Sheila and David Epstein are accumulating properties faster than Donald Trump. While the appreciation factor of their buildings is more modest, it's not insignificant. Along with such icons as the Eiffel Tower and the Capitol building in Washington, D.C., the semiretired Woodland Hills residents number their holdings at about 1,000 sites--souvenir building replicas produced since 1910.
Their L.A. landmarks include the Capitol Records building, City Hall and Griffith Observatory. New York City is also well represented, with sites such as the Statue of Liberty (they have 40 versions), Empire State Building, Flatiron Building and the Guggenheim Museum. A good portion of the collection consists of souvenir bank buildings. Most are made of cast pot metal--a stew of zinc, copper, aluminum and other metals.
The replicas hail from throughout the United States, from Alaska Mutual Savings Bank to Ford City Bank in Chicago to Tallahassee Federal Savings. "The ones from the '60s and '70s especially give a good idea of what suburban banks looked like," says David. "It's a good architectural history lesson."

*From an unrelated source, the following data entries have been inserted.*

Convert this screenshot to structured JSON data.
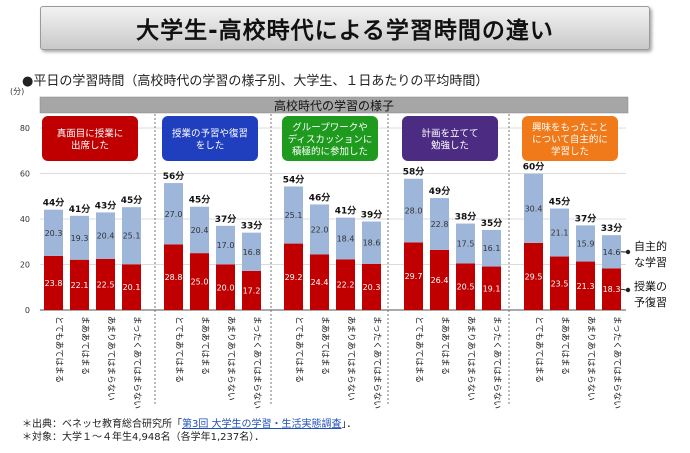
{
  "title": "大学生-高校時代による学習時間の違い",
  "subtitle": "●平日の学習時間（高校時代の学習の様子別、大学生、１日あたりの平均時間）",
  "chart_data": {
    "type": "bar",
    "stacked": true,
    "unit_label": "(分)",
    "ylim": [
      0,
      80
    ],
    "yticks": [
      "0",
      "20",
      "40",
      "60",
      "80"
    ],
    "group_header": "高校時代の学習の様子",
    "response_labels": [
      "とてもあてはまる",
      "まああてはまる",
      "あまりあてはまらない",
      "まったくあてはまらない"
    ],
    "series": [
      {
        "name": "授業の予復習",
        "color": "#c00000"
      },
      {
        "name": "自主的な学習",
        "color": "#9fb6db"
      }
    ],
    "legend_labels": [
      [
        "自主的",
        "な学習"
      ],
      [
        "授業の",
        "予復習"
      ]
    ],
    "groups": [
      {
        "label": "真面目に授業に出席した",
        "label_lines": [
          "真面目に授業に",
          "出席した"
        ],
        "color": "#c00000",
        "bars": [
          {
            "bottom": 23.8,
            "top": 20.3,
            "total": "44分",
            "bottom_label": "23.8",
            "top_label": "20.3"
          },
          {
            "bottom": 22.1,
            "top": 19.3,
            "total": "41分",
            "bottom_label": "22.1",
            "top_label": "19.3"
          },
          {
            "bottom": 22.5,
            "top": 20.4,
            "total": "43分",
            "bottom_label": "22.5",
            "top_label": "20.4"
          },
          {
            "bottom": 20.1,
            "top": 25.1,
            "total": "45分",
            "bottom_label": "20.1",
            "top_label": "25.1"
          }
        ]
      },
      {
        "label": "授業の予習や復習をした",
        "label_lines": [
          "授業の予習や復習",
          "をした"
        ],
        "color": "#1f3fbf",
        "bars": [
          {
            "bottom": 28.8,
            "top": 27.0,
            "total": "56分",
            "bottom_label": "28.8",
            "top_label": "27.0"
          },
          {
            "bottom": 25.0,
            "top": 20.4,
            "total": "45分",
            "bottom_label": "25.0",
            "top_label": "20.4"
          },
          {
            "bottom": 20.0,
            "top": 17.0,
            "total": "37分",
            "bottom_label": "20.0",
            "top_label": "17.0"
          },
          {
            "bottom": 17.2,
            "top": 16.8,
            "total": "33分",
            "bottom_label": "17.2",
            "top_label": "16.8"
          }
        ]
      },
      {
        "label": "グループワークやディスカッションに積極的に参加した",
        "label_lines": [
          "グループワークや",
          "ディスカッションに",
          "積極的に参加した"
        ],
        "color": "#1e9a1e",
        "bars": [
          {
            "bottom": 29.2,
            "top": 25.1,
            "total": "54分",
            "bottom_label": "29.2",
            "top_label": "25.1"
          },
          {
            "bottom": 24.4,
            "top": 22.0,
            "total": "46分",
            "bottom_label": "24.4",
            "top_label": "22.0"
          },
          {
            "bottom": 22.2,
            "top": 18.4,
            "total": "41分",
            "bottom_label": "22.2",
            "top_label": "18.4"
          },
          {
            "bottom": 20.3,
            "top": 18.6,
            "total": "39分",
            "bottom_label": "20.3",
            "top_label": "18.6"
          }
        ]
      },
      {
        "label": "計画を立てて勉強した",
        "label_lines": [
          "計画を立てて",
          "勉強した"
        ],
        "color": "#4c2c82",
        "bars": [
          {
            "bottom": 29.7,
            "top": 28.0,
            "total": "58分",
            "bottom_label": "29.7",
            "top_label": "28.0"
          },
          {
            "bottom": 26.4,
            "top": 22.8,
            "total": "49分",
            "bottom_label": "26.4",
            "top_label": "22.8"
          },
          {
            "bottom": 20.5,
            "top": 17.5,
            "total": "38分",
            "bottom_label": "20.5",
            "top_label": "17.5"
          },
          {
            "bottom": 19.1,
            "top": 16.1,
            "total": "35分",
            "bottom_label": "19.1",
            "top_label": "16.1"
          }
        ]
      },
      {
        "label": "興味をもったことについて自主的に学習した",
        "label_lines": [
          "興味をもったこと",
          "について自主的に",
          "学習した"
        ],
        "color": "#f07a1a",
        "bars": [
          {
            "bottom": 29.5,
            "top": 30.4,
            "total": "60分",
            "bottom_label": "29.5",
            "top_label": "30.4"
          },
          {
            "bottom": 23.5,
            "top": 21.1,
            "total": "45分",
            "bottom_label": "23.5",
            "top_label": "21.1"
          },
          {
            "bottom": 21.3,
            "top": 15.9,
            "total": "37分",
            "bottom_label": "21.3",
            "top_label": "15.9"
          },
          {
            "bottom": 18.3,
            "top": 14.6,
            "total": "33分",
            "bottom_label": "18.3",
            "top_label": "14.6"
          }
        ]
      }
    ]
  },
  "footer": {
    "source_prefix": "＊出典：ベネッセ教育総合研究所「",
    "source_link": "第3回 大学生の学習・生活実態調査",
    "source_suffix": "」．",
    "target": "＊対象：大学１～４年生4,948名（各学年1,237名）．"
  }
}
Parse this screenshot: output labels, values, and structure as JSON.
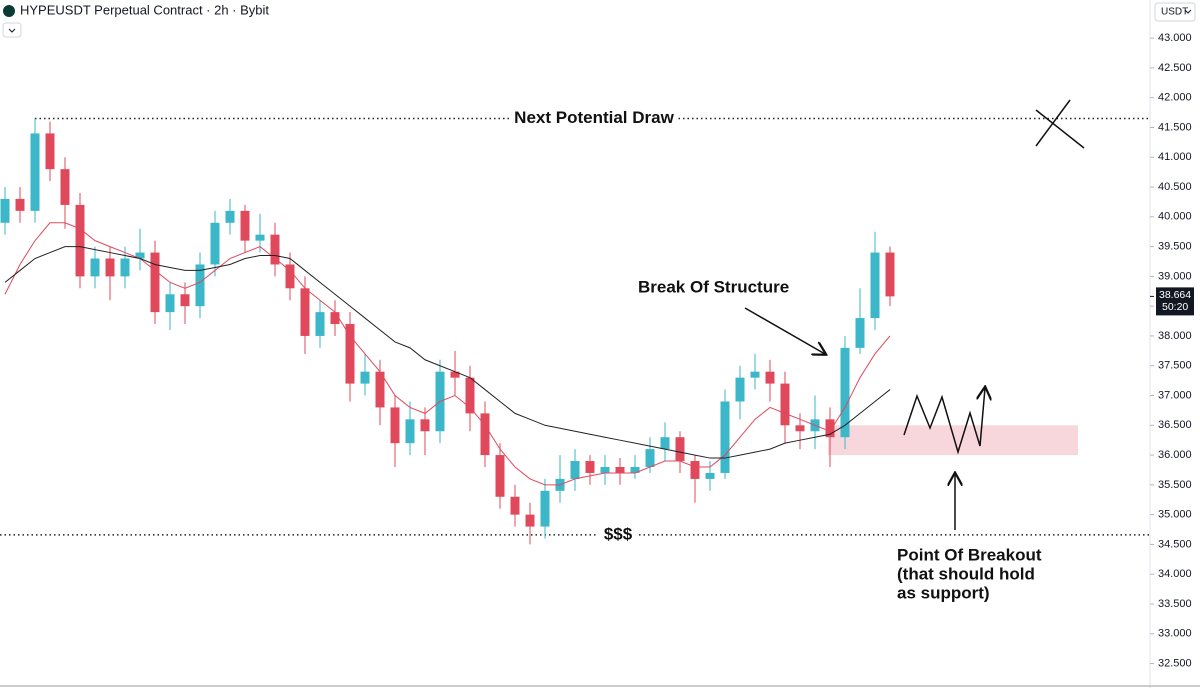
{
  "chart_data": {
    "type": "candlestick",
    "title": "HYPEUSDT Perpetual Contract · 2h · Bybit",
    "currency": "USDT",
    "up_color": "#3bb7c9",
    "down_color": "#e0485c",
    "open": [
      39.9,
      40.3,
      40.1,
      41.4,
      40.8,
      40.2,
      39.0,
      39.3,
      39.0,
      39.3,
      39.4,
      38.4,
      38.7,
      38.5,
      39.2,
      39.9,
      40.1,
      39.6,
      39.7,
      39.2,
      38.8,
      38.0,
      38.4,
      38.2,
      37.2,
      37.4,
      36.8,
      36.2,
      36.6,
      36.4,
      37.4,
      37.3,
      36.7,
      36.0,
      35.3,
      35.0,
      34.8,
      35.4,
      35.6,
      35.9,
      35.7,
      35.8,
      35.7,
      35.8,
      36.1,
      36.3,
      35.9,
      35.6,
      35.7,
      36.9,
      37.3,
      37.4,
      37.2,
      36.5,
      36.4,
      36.6,
      36.3,
      37.8,
      38.3,
      39.4
    ],
    "high": [
      40.5,
      40.5,
      41.65,
      41.6,
      41.0,
      40.4,
      39.5,
      39.5,
      39.5,
      39.8,
      39.6,
      38.9,
      38.9,
      39.4,
      40.1,
      40.3,
      40.2,
      40.05,
      39.9,
      39.4,
      39.0,
      38.6,
      38.6,
      38.4,
      37.7,
      37.6,
      37.0,
      36.9,
      36.8,
      37.6,
      37.75,
      37.5,
      36.9,
      36.2,
      35.5,
      35.2,
      35.6,
      36.0,
      36.1,
      36.0,
      36.0,
      35.95,
      36.0,
      36.3,
      36.55,
      36.4,
      36.0,
      35.9,
      37.1,
      37.5,
      37.7,
      37.6,
      37.4,
      36.7,
      37.0,
      36.8,
      38.0,
      38.8,
      39.75,
      39.5
    ],
    "low": [
      39.7,
      39.9,
      39.9,
      40.6,
      39.8,
      38.8,
      38.8,
      38.6,
      38.8,
      39.1,
      38.2,
      38.1,
      38.2,
      38.3,
      39.0,
      39.7,
      39.4,
      39.4,
      39.0,
      38.6,
      37.7,
      37.8,
      38.0,
      36.9,
      37.0,
      36.5,
      35.8,
      36.0,
      36.0,
      36.2,
      37.0,
      36.4,
      35.8,
      35.1,
      34.8,
      34.5,
      34.6,
      35.2,
      35.4,
      35.5,
      35.5,
      35.5,
      35.6,
      35.7,
      35.9,
      35.7,
      35.2,
      35.4,
      35.6,
      36.6,
      37.1,
      36.9,
      36.2,
      36.1,
      36.1,
      35.8,
      36.1,
      37.7,
      38.1,
      38.5
    ],
    "close": [
      40.3,
      40.1,
      41.4,
      40.8,
      40.2,
      39.0,
      39.3,
      39.0,
      39.3,
      39.4,
      38.4,
      38.7,
      38.5,
      39.2,
      39.9,
      40.1,
      39.6,
      39.7,
      39.2,
      38.8,
      38.0,
      38.4,
      38.2,
      37.2,
      37.4,
      36.8,
      36.2,
      36.6,
      36.4,
      37.4,
      37.3,
      36.7,
      36.0,
      35.3,
      35.0,
      34.8,
      35.4,
      35.6,
      35.9,
      35.7,
      35.8,
      35.7,
      35.8,
      36.1,
      36.3,
      35.9,
      35.6,
      35.7,
      36.9,
      37.3,
      37.4,
      37.2,
      36.5,
      36.4,
      36.6,
      36.3,
      37.8,
      38.3,
      39.4,
      38.664
    ],
    "series": [
      {
        "color": "#e0485c",
        "values": [
          38.7,
          39.2,
          39.6,
          39.9,
          39.9,
          39.8,
          39.6,
          39.5,
          39.4,
          39.3,
          39.1,
          38.9,
          38.8,
          38.9,
          39.1,
          39.3,
          39.4,
          39.5,
          39.3,
          39.1,
          38.8,
          38.6,
          38.4,
          38.0,
          37.7,
          37.4,
          37.0,
          36.8,
          36.7,
          36.9,
          37.0,
          36.8,
          36.5,
          36.1,
          35.8,
          35.6,
          35.5,
          35.5,
          35.6,
          35.65,
          35.7,
          35.7,
          35.7,
          35.8,
          35.9,
          35.9,
          35.8,
          35.8,
          36.0,
          36.3,
          36.6,
          36.8,
          36.7,
          36.6,
          36.5,
          36.4,
          36.8,
          37.3,
          37.7,
          38.0
        ]
      },
      {
        "color": "#222222",
        "values": [
          38.9,
          39.1,
          39.3,
          39.4,
          39.5,
          39.5,
          39.45,
          39.4,
          39.35,
          39.3,
          39.2,
          39.15,
          39.1,
          39.1,
          39.15,
          39.2,
          39.3,
          39.35,
          39.35,
          39.3,
          39.1,
          38.9,
          38.7,
          38.5,
          38.3,
          38.1,
          37.9,
          37.8,
          37.6,
          37.5,
          37.4,
          37.3,
          37.1,
          36.9,
          36.7,
          36.6,
          36.5,
          36.45,
          36.4,
          36.35,
          36.3,
          36.25,
          36.2,
          36.15,
          36.1,
          36.05,
          36.0,
          35.95,
          35.95,
          36.0,
          36.05,
          36.1,
          36.2,
          36.25,
          36.3,
          36.35,
          36.5,
          36.7,
          36.9,
          37.1
        ]
      }
    ],
    "ylim": [
      32.14,
      43.64
    ],
    "yticks": [
      {
        "value": 43,
        "label": "43.000"
      },
      {
        "value": 42.5,
        "label": "42.500"
      },
      {
        "value": 42,
        "label": "42.000"
      },
      {
        "value": 41.5,
        "label": "41.500"
      },
      {
        "value": 41,
        "label": "41.000"
      },
      {
        "value": 40.5,
        "label": "40.500"
      },
      {
        "value": 40,
        "label": "40.000"
      },
      {
        "value": 39.5,
        "label": "39.500"
      },
      {
        "value": 39,
        "label": "39.000"
      },
      {
        "value": 38.5,
        "label": "38.500"
      },
      {
        "value": 38,
        "label": "38.000"
      },
      {
        "value": 37.5,
        "label": "37.500"
      },
      {
        "value": 37,
        "label": "37.000"
      },
      {
        "value": 36.5,
        "label": "36.500"
      },
      {
        "value": 36,
        "label": "36.000"
      },
      {
        "value": 35.5,
        "label": "35.500"
      },
      {
        "value": 35,
        "label": "35.000"
      },
      {
        "value": 34.5,
        "label": "34.500"
      },
      {
        "value": 34,
        "label": "34.000"
      },
      {
        "value": 33.5,
        "label": "33.500"
      },
      {
        "value": 33,
        "label": "33.000"
      },
      {
        "value": 32.5,
        "label": "32.500"
      }
    ],
    "current_price": 38.664,
    "countdown": "50:20",
    "levels": [
      {
        "value": 41.65,
        "label": "Next Potential Draw"
      },
      {
        "value": 34.66,
        "label": "$$$"
      }
    ],
    "zone": {
      "low": 36.0,
      "high": 36.5,
      "color": "#f8d7dc"
    },
    "annotations": {
      "structure": "Break Of Structure",
      "breakout": [
        "Point Of Breakout",
        "(that should hold",
        "as support)"
      ]
    }
  }
}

Experts agree. "Souvenir buildings . . . offer something like an alternative, shadow history of architecture," note Margaret Majua and David Weingarten in their book "Souvenir Buildings Miniature Monuments: From the Collection of Ace Architects.'' "This history is popular, rather than academic. It is largely unconcerned with period, place, style and the inexorability of progress; instead it focuses on the range of buildings people have thought remarkable, important, appealing and worthy of a souvenir."